The latest project results have been published in Nature, accompanied by 13 additional in-depth studies published in other major journals. ENCODE is funded by the National Human Genome Research Institute, part of the National Institutes of Health.
“A key priority of ENCODE 3 has been to develop means to share data from thousands of ENCODE experiments with the wider research community to help broaden our knowledge of genome function,” said the NHGRI Director Eric Green, MD, Ph.D. “The ENCODE 3 search and visualization tools make this data accessible, thus advancing open science efforts.”

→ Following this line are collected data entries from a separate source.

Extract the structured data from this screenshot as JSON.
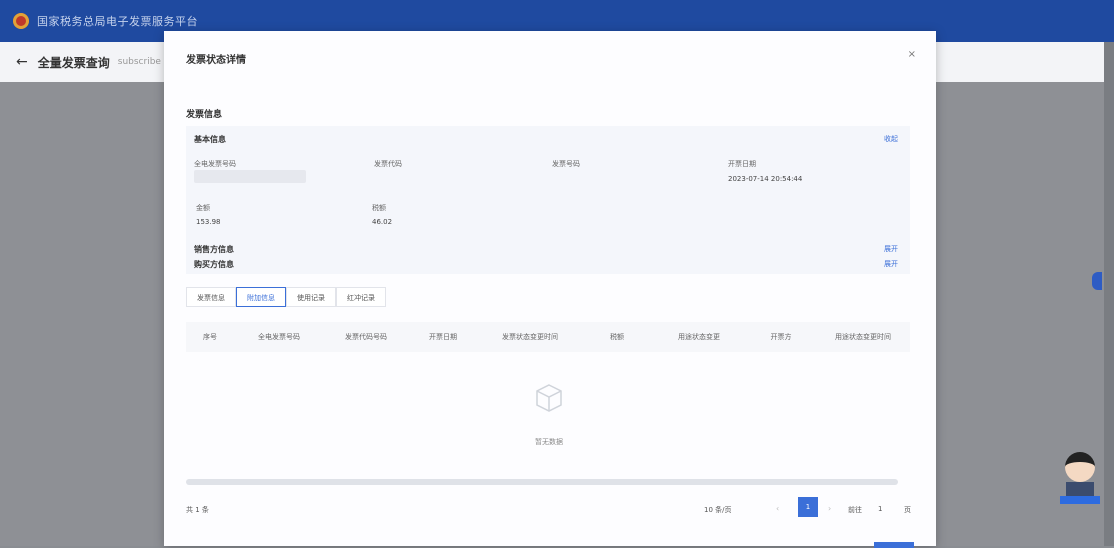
{
  "topbar": {
    "title": "国家税务总局电子发票服务平台"
  },
  "subbar": {
    "back_icon": "←",
    "title": "全量发票查询",
    "crumb": "subscribe"
  },
  "modal": {
    "title": "发票状态详情",
    "close": "×",
    "section_title": "发票信息",
    "basic": {
      "title": "基本信息",
      "toggle": "收起",
      "fields": [
        {
          "label": "全电发票号码",
          "value": ""
        },
        {
          "label": "发票代码",
          "value": ""
        },
        {
          "label": "发票号码",
          "value": ""
        },
        {
          "label": "开票日期",
          "value": "2023-07-14 20:54:44"
        },
        {
          "label": "金额",
          "value": "153.98"
        },
        {
          "label": "税额",
          "value": "46.02"
        }
      ]
    },
    "seller_title": "销售方信息",
    "seller_toggle": "展开",
    "buyer_title": "购买方信息",
    "buyer_toggle": "展开",
    "tabs": [
      "发票信息",
      "附加信息",
      "使用记录",
      "红冲记录"
    ],
    "columns": [
      "序号",
      "全电发票号码",
      "发票代码号码",
      "开票日期",
      "发票状态变更时间",
      "税额",
      "用途状态变更",
      "开票方",
      "用途状态变更时间"
    ],
    "empty_text": "暂无数据",
    "footer": {
      "total": "共 1 条",
      "page_size": "10 条/页",
      "prev": "‹",
      "page": "1",
      "next": "›",
      "goto_label": "前往",
      "goto_value": "1",
      "page_unit": "页"
    }
  }
}
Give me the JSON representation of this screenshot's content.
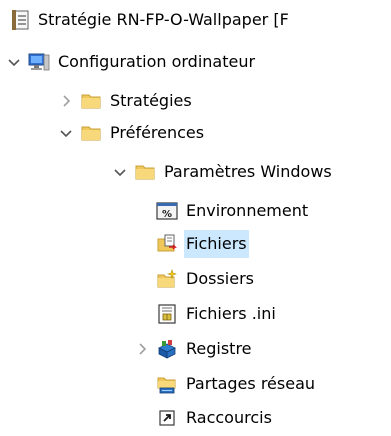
{
  "tree": {
    "root": {
      "label": "Stratégie RN-FP-O-Wallpaper [F",
      "icon": "policy-document-icon"
    },
    "computer_config": {
      "label": "Configuration ordinateur",
      "icon": "computer-icon",
      "expanded": true
    },
    "strategies": {
      "label": "Stratégies",
      "icon": "folder-icon",
      "expanded": false
    },
    "preferences": {
      "label": "Préférences",
      "icon": "folder-icon",
      "expanded": true
    },
    "windows_settings": {
      "label": "Paramètres Windows",
      "icon": "folder-icon",
      "expanded": true
    },
    "items": [
      {
        "label": "Environnement",
        "icon": "environment-variable-icon",
        "selected": false
      },
      {
        "label": "Fichiers",
        "icon": "files-icon",
        "selected": true
      },
      {
        "label": "Dossiers",
        "icon": "new-folder-icon",
        "selected": false
      },
      {
        "label": "Fichiers .ini",
        "icon": "ini-file-icon",
        "selected": false
      },
      {
        "label": "Registre",
        "icon": "registry-icon",
        "selected": false,
        "expandable": true
      },
      {
        "label": "Partages réseau",
        "icon": "network-share-icon",
        "selected": false
      },
      {
        "label": "Raccourcis",
        "icon": "shortcut-icon",
        "selected": false
      }
    ]
  },
  "colors": {
    "selection": "#cce8ff",
    "folder": "#f0c85a",
    "chevron": "#555555"
  }
}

To evaluate the potential functions of different regions of DNA, ENCODE researchers studied biochemical processes that are typically associated with switches that regulate genes. This biochemical approach is an efficient way to explore the entire genome quickly and comprehensively. This method helps to find regions in DNA that are “candidate functional elements” – regions in DNA that are predicted to be functional elements based on these biochemical properties. Candidates can then be tested in further experiments to identify and characterize their functional roles in gene regulation.
“A major challenge at ENCODE is that different genes and functional regions are active in different cell types,” said Elise Feingold, Ph.D., scientific advisor for strategic implementation in the Division of Genome Sciences at NHGRI and leadership on ENCODE for the institute “This means we need to test a large and diverse number of biological samples to work towards a catalog of candidate functional elements in the genome.”
Significant progress has been made in the characterization of protein-encoding genes, which comprise less than 2% of the human genome. Researchers know much less about the remaining 98% of the genome, including how much and what parts of it perform other functions. ENCODE is helping to fill this significant knowledge gap.
The human body is made up of trillions of cells, with thousands of cell types. While all of these cells share a common set of DNA instructions, the various cell types (e.g., heart, lung, and brain) perform distinct functions using DNA-encoded information differently. . The regions of DNA that act as switches to turn on or off genes, or to afford the exact levels of gene activity, help drive the formation of distinct cell types in the body and regulate their functioning in health and disease.
During the recently completed third phase of ENCODE, researchers performed nearly 6,000 experiments – 4-834 in humans and 1,158 in mice – to shed light on the details of their genes and potential regulators in the ENCODE. their respective genomes.
ENCODE 3 researchers studied the development of mouse embryonic tissues to understand the timeline of various genomic and biochemical changes that occur during mouse development. Mice, because of their genomic and biological similarities to humans, can help inform our understanding of human biology and disease.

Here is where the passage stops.